O texto aprovado até o momento da reforma da Previdência é mais avançado em alguns aspectos do que a proposta inicial apresentada pelo presidente Lula ao Congresso em 30 de abril, sobretudo no que diz respeito a novos servidores que serão admitidos pós-promulgação da emenda constitucional.

No campo dos recuos, ainda está para ser definido se os juízes estaduais de fato conseguirão aumentar o seu limite salarial de 85,05% para 90,25% do maior salário do STF (Supremo Tribunal Federal). Mesmo que prevaleçam os 90,25%, o Planalto não avalia que a perda será grande. O entendimento é que esse percentual mais alto pacifica os magistrados e garante que o STF não derrubará a medida mais adiante.

Outra medida que pode ser considerada um recuo é o aumento do limite de isenção dos inativos. No início, o governo queria cobrar contribuição previdenciária de servidores aposentados que ganhassem acima de R$ 1.058. O valor passou a ser de R$ 1.200 -é um gesto político de impacto pequeno nas contas federais.

O ponto em que o governo mais avançou foi sobre as aposentadorias de futuros funcionários públicos, que prestarão concurso depois de promulgada o novo texto constitucional para a Previdência. Pela proposta inicial -e também na votada na comissão especial- ficava em aberto como seria o sistema de fundos de pensão complementar para esses novos servidores.

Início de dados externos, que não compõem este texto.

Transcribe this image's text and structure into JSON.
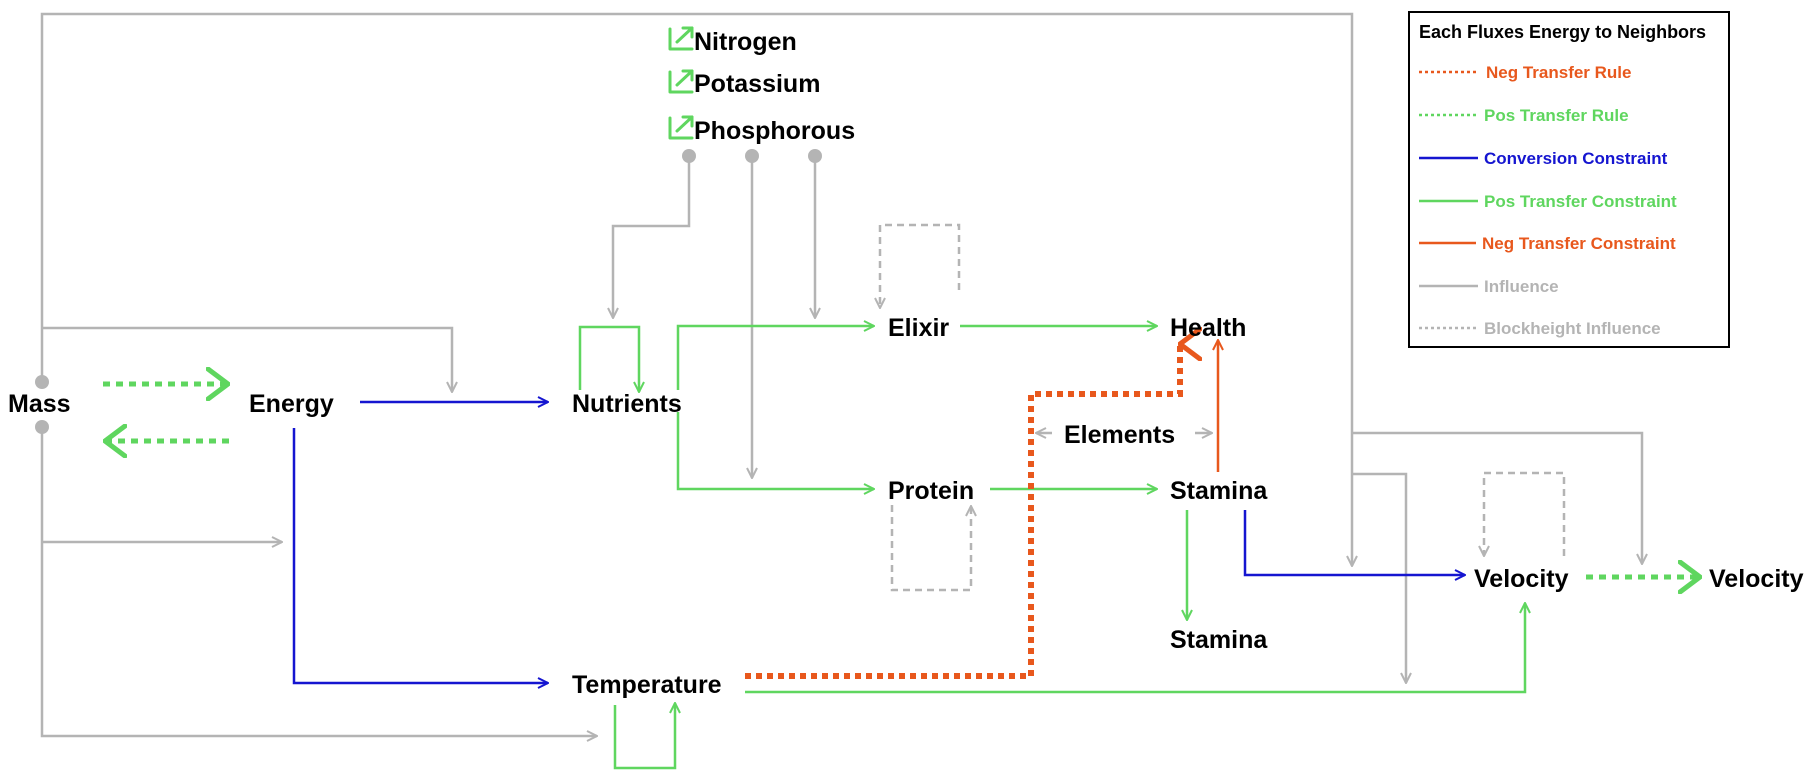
{
  "colors": {
    "influence": "#b4b4b4",
    "conversion": "#1515d0",
    "pos": "#5fd65f",
    "neg": "#e8581d"
  },
  "nodes": {
    "mass": "Mass",
    "energy": "Energy",
    "nutrients": "Nutrients",
    "elixir": "Elixir",
    "protein": "Protein",
    "health": "Health",
    "elements": "Elements",
    "stamina": "Stamina",
    "stamina_out": "Stamina",
    "temperature": "Temperature",
    "velocity": "Velocity",
    "velocity_out": "Velocity",
    "nitrogen": "Nitrogen",
    "potassium": "Potassium",
    "phosphorous": "Phosphorous"
  },
  "legend": {
    "title": "Each Fluxes Energy to Neighbors",
    "items": [
      {
        "label": "Neg Transfer Rule",
        "color": "#e8581d"
      },
      {
        "label": "Pos Transfer Rule",
        "color": "#5fd65f"
      },
      {
        "label": "Conversion Constraint",
        "color": "#1515d0"
      },
      {
        "label": "Pos Transfer Constraint",
        "color": "#5fd65f"
      },
      {
        "label": "Neg Transfer Constraint",
        "color": "#e8581d"
      },
      {
        "label": "Influence",
        "color": "#b4b4b4"
      },
      {
        "label": "Blockheight Influence",
        "color": "#b4b4b4"
      }
    ]
  }
}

Agora, pelo que foi aprovado na madrugada de anteontem para ontem, fica estabelecido que esses fundos de pensão terão de ser pelo modelo de "contribuição definida". Eis como ficou o texto do parágrafo 15 do artigo 40:

"O regime de previdência complementar (...) será instituído por lei de iniciativa do respectivo Poder Executivo (...) por intermédio de entidades fechadas de previdência complementar, de natureza pública, que oferecerão aos respectivos participantes planos de benefícios somente na modalidade de contribuição definida".

Se mantido assim até a promulgação, esse trecho da Constituição impedirá, na prática, que novos funcionários públicos tenham aposentadoria integral. Para que isso ocorra, bastará o governo aprovar uma lei ordinária, ou baixar uma medida provisória, criando um ou mais fundos de pensão complementar. O mesmo poderá se dar nas cidades, nos Estados e no Distrito Federal.

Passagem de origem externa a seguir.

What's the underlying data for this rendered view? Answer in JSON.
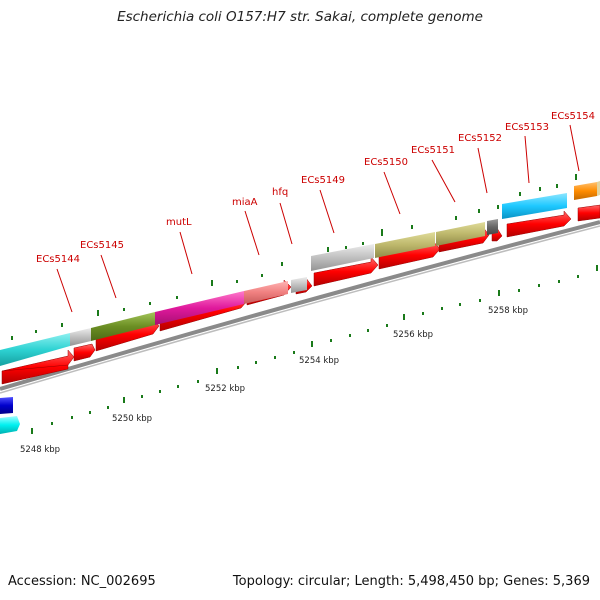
{
  "title": "Escherichia coli O157:H7 str. Sakai, complete genome",
  "accession": "Accession: NC_002695",
  "summary": "Topology: circular; Length: 5,498,450 bp; Genes: 5,369",
  "scale_labels": [
    "5248 kbp",
    "5250 kbp",
    "5252 kbp",
    "5254 kbp",
    "5256 kbp",
    "5258 kbp"
  ],
  "gene_labels": [
    "ECs5144",
    "ECs5145",
    "mutL",
    "miaA",
    "hfq",
    "ECs5149",
    "ECs5150",
    "ECs5151",
    "ECs5152",
    "ECs5153",
    "ECs5154"
  ],
  "colors": {
    "cds": "#ff0000",
    "backbone": "#888888",
    "tick": "#1a7a1a",
    "label": "#cc0000",
    "gene_cyan": "#2ed3d3",
    "gene_olive": "#6b8e23",
    "gene_magenta": "#e0199c",
    "gene_salmon": "#f08080",
    "gene_silver": "#c0c0c0",
    "gene_khaki": "#bdb76b",
    "gene_blue": "#1ec8ff",
    "gene_orange": "#ff8c00",
    "gene_darkgray": "#666666",
    "gene_navy": "#0000cc"
  }
}
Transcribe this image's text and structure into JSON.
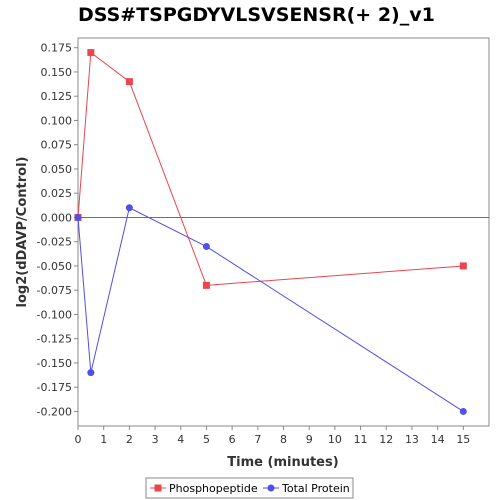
{
  "chart_data": {
    "type": "line",
    "title": "DSS#TSPGDYVLSVSENSR(+ 2)_v1",
    "xlabel": "Time (minutes)",
    "ylabel": "log2(dDAVP/Control)",
    "xlim": [
      0,
      16
    ],
    "ylim": [
      -0.215,
      0.185
    ],
    "xticks": [
      0,
      1,
      2,
      3,
      4,
      5,
      6,
      7,
      8,
      9,
      10,
      11,
      12,
      13,
      14,
      15
    ],
    "yticks": [
      0.175,
      0.15,
      0.125,
      0.1,
      0.075,
      0.05,
      0.025,
      0.0,
      -0.025,
      -0.05,
      -0.075,
      -0.1,
      -0.125,
      -0.15,
      -0.175,
      -0.2
    ],
    "ytick_labels": [
      "0.175",
      "0.150",
      "0.125",
      "0.100",
      "0.075",
      "0.050",
      "0.025",
      "0.000",
      "-0.025",
      "-0.050",
      "-0.075",
      "-0.100",
      "-0.125",
      "-0.150",
      "-0.175",
      "-0.200"
    ],
    "zero_line": true,
    "grid": false,
    "legend_position": "bottom",
    "series": [
      {
        "name": "Phosphopeptide",
        "color": "#e8474d",
        "marker": "square",
        "x": [
          0,
          0.5,
          2,
          5,
          15
        ],
        "y": [
          0.0,
          0.17,
          0.14,
          -0.07,
          -0.05
        ]
      },
      {
        "name": "Total Protein",
        "color": "#5050e8",
        "marker": "circle",
        "x": [
          0,
          0.5,
          2,
          5,
          15
        ],
        "y": [
          0.0,
          -0.16,
          0.01,
          -0.03,
          -0.2
        ]
      }
    ]
  }
}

Nesse caso, desde um simples escriturário da Funai até um juiz federal, todos terão garantida a integralidade só até R$ 2.400. Esse valor estará afiançado da mesma forma que ocorre para os trabalhadores da iniciativa privada. Valores acima disso serão parcialmente cobertos pelo fundo de pensão complementar.

No sistema de "contribuição definida", fixa-se um valor de pagamento mensal. Por lei, o governo contribuirá no sistema de "1 para 1": para cada real colocado pelo funcionário, a União aportará o mesmo valor. Quando chegar o momento da aposentadoria, calcula-se quanto é possível pagar de salário mensal vitalício ao servidor -com base no saldo e no rendimento dos depósitos feitos ao longo do tempo.

O PT (e outros partidos de esquerda hoje no governo, como PC do B e PSB) defendia no passado um sistema de "benefício definido": o funcionário é admitido e já fica sabendo qual será o valor da sua aposentadoria 35 anos depois.

O texto aprovado até o momento é um avanço em relação ao projeto de lei complementar número 9, o PL-9, apresentado pelo governo FHC. Nesse projeto, ficavam de fora os juízes, a quem era dado o direito de enviar um projeto de lei diferenciado para criação de um fundo próprio.

Agora, se não houver alterações na emenda da Previdência, o Executivo tem força para criar os fundos de todos os Poderes.